For the final time, Northern Kentucky was ineligible for NCAA-operated postseason play during its transition from Division II to Division I. If Northern Kentucky had won the tournament, the loser of the championship game would have received the automatic bid to the NCAA Tournament.

Teams were seeded by record within the conference, with a tiebreaker system to seed teams with identical conference records.

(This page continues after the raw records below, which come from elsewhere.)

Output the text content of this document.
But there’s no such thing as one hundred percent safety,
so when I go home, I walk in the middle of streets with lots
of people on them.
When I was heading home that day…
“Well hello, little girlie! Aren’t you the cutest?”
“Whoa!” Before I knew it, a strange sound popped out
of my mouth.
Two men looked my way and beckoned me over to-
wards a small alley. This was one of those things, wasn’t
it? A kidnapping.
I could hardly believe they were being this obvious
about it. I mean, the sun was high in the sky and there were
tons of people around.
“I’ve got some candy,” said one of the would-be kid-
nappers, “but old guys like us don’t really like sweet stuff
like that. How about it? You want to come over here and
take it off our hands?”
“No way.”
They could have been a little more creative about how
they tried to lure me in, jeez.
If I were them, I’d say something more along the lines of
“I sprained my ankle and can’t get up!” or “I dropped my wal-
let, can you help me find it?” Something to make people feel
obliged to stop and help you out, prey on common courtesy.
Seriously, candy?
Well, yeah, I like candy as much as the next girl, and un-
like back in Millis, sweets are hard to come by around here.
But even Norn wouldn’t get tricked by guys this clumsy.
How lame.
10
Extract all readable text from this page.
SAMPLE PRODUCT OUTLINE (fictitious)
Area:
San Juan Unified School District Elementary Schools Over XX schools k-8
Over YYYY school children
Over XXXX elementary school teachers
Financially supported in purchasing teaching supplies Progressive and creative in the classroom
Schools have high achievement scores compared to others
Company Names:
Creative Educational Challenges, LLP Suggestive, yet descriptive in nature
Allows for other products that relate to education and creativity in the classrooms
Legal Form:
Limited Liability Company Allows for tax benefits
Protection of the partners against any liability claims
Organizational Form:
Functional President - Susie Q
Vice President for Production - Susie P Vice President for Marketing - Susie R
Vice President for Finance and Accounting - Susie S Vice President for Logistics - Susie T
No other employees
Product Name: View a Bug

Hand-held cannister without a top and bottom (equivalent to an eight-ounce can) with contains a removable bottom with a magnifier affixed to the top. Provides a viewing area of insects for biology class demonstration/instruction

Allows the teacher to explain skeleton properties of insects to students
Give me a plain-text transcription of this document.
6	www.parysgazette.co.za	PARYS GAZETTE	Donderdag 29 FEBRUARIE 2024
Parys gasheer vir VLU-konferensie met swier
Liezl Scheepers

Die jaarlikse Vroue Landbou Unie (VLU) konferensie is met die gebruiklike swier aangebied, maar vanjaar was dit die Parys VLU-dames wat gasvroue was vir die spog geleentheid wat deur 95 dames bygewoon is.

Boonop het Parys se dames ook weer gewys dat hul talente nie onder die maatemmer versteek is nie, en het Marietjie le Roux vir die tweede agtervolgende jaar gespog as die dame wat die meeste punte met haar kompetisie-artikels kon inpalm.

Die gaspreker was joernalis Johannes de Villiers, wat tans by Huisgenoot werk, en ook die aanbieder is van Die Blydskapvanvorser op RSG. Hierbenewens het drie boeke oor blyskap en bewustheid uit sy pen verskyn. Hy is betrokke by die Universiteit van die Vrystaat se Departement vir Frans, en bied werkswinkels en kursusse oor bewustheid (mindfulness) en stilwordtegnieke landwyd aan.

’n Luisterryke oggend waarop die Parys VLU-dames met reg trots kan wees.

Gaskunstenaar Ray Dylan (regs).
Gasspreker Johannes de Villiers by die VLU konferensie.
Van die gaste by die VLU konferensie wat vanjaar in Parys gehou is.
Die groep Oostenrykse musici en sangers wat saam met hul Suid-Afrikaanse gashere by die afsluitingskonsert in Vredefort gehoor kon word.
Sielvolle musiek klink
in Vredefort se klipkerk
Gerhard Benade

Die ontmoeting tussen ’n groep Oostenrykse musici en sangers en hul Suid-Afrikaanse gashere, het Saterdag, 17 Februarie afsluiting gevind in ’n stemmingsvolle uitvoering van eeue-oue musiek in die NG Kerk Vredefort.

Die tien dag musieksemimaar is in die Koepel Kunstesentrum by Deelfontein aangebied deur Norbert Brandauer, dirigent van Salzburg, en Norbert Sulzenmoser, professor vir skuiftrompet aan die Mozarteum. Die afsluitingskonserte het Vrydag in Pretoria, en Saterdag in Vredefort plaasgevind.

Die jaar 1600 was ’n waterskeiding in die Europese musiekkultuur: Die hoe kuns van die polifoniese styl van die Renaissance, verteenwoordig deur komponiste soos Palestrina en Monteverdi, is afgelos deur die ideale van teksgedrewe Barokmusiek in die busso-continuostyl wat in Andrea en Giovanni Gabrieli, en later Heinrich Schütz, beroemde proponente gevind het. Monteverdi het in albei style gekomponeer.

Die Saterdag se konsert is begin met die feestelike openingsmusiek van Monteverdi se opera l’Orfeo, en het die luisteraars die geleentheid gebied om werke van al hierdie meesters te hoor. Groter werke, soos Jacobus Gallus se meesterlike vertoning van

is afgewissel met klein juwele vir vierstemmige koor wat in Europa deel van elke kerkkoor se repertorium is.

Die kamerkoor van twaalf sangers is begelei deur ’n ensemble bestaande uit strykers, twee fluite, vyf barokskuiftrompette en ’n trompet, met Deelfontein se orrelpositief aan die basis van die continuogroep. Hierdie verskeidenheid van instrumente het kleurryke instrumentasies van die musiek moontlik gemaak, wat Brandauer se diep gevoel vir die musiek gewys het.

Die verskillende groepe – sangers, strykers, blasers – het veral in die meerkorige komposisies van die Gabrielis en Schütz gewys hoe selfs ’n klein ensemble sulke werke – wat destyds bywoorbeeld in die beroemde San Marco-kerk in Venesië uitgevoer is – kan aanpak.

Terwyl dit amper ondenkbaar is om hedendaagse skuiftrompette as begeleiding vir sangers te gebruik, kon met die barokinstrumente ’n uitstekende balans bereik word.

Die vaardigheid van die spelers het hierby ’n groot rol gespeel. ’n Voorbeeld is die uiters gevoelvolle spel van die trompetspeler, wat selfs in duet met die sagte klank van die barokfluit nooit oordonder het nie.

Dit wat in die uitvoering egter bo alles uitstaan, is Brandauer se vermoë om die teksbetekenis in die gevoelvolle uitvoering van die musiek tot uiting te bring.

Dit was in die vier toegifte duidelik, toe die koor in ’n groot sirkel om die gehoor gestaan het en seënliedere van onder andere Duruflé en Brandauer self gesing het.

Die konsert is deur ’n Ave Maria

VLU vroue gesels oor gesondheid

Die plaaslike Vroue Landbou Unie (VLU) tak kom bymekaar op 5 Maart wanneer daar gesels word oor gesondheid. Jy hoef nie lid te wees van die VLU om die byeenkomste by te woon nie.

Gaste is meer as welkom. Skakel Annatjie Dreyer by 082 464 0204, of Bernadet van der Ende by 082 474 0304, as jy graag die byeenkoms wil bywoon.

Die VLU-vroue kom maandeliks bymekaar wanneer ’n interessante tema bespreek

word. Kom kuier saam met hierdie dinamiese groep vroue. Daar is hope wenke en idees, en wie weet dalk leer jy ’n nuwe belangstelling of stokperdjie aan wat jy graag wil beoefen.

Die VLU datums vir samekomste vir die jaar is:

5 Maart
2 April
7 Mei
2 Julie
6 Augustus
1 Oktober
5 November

| Seed | School | Conference | Tiebreaker |
| 1 | Valparaiso | 16–2 |  |
| 2 | Oakland | 13–5 | 2–0 vs. Wright State |
| 3 | Wright State | 13–5 | 0–2 vs. Oakland |
| 4 | Green Bay | 11–7 |  |
| 5 | Milwaukee | 10–8 |  |
| 6 | Detroit | 9–9 |  |
| 7 | Youngstown State | 6–12 |  |
| 8 | Northern Kentucky* | 5–13 |  |
| 9 | Cleveland State | 4–14 |  |
| 10 | UIC | 3–15 |  |
*ineligible for NCAA postseason during transition to Division I.

==Schedule==

| Game | Time | Matchup | Final score | Television |
First round – Saturday, March 5
| 1 | Noon | No. 4 Green Bay vs. No. 9 Cleveland State | 65–53 | ESPN3 |
| 2 | 2:30 pm | No. 5 Milwaukee vs. No. 8 Northern Kentucky | 86–69 | ESPN3 |
| 3 | 5:00 pm | No. 3 Wright State vs. No. 10 UIC | 74–43 | ESPN3 |
| 4 | 7:30 pm | No. 6 Detroit vs. No. 7 Youngstown State | 92–79 | ESPN3 |
Second Round – Sunday, March 6
| 5 | 1:00 pm | No. 4 Green Bay vs. No. 5 Milwaukee | 70–61 | ESPN3 |
| 6 | 3:30 pm | No. 3 Wright State vs. No. 6 Detroit | 82–72 | ESPN3 |
Semifinals – Monday, March 7
| 7 | 7:00 pm | No. 1 Valparaiso vs. No. 4 Green Bay | 92–99^{OT} | ESPNU |
| 8 | 9:30 pm | No. 2 Oakland vs. No. 3 Wright State | 55–59 | ESPNU |
Championship – Tuesday, March 8
| 9 | 7:00 pm | No. 3 Wright State vs. No. 4 Green Bay | 69–78 | ESPN |
All game times in Eastern Time Zone.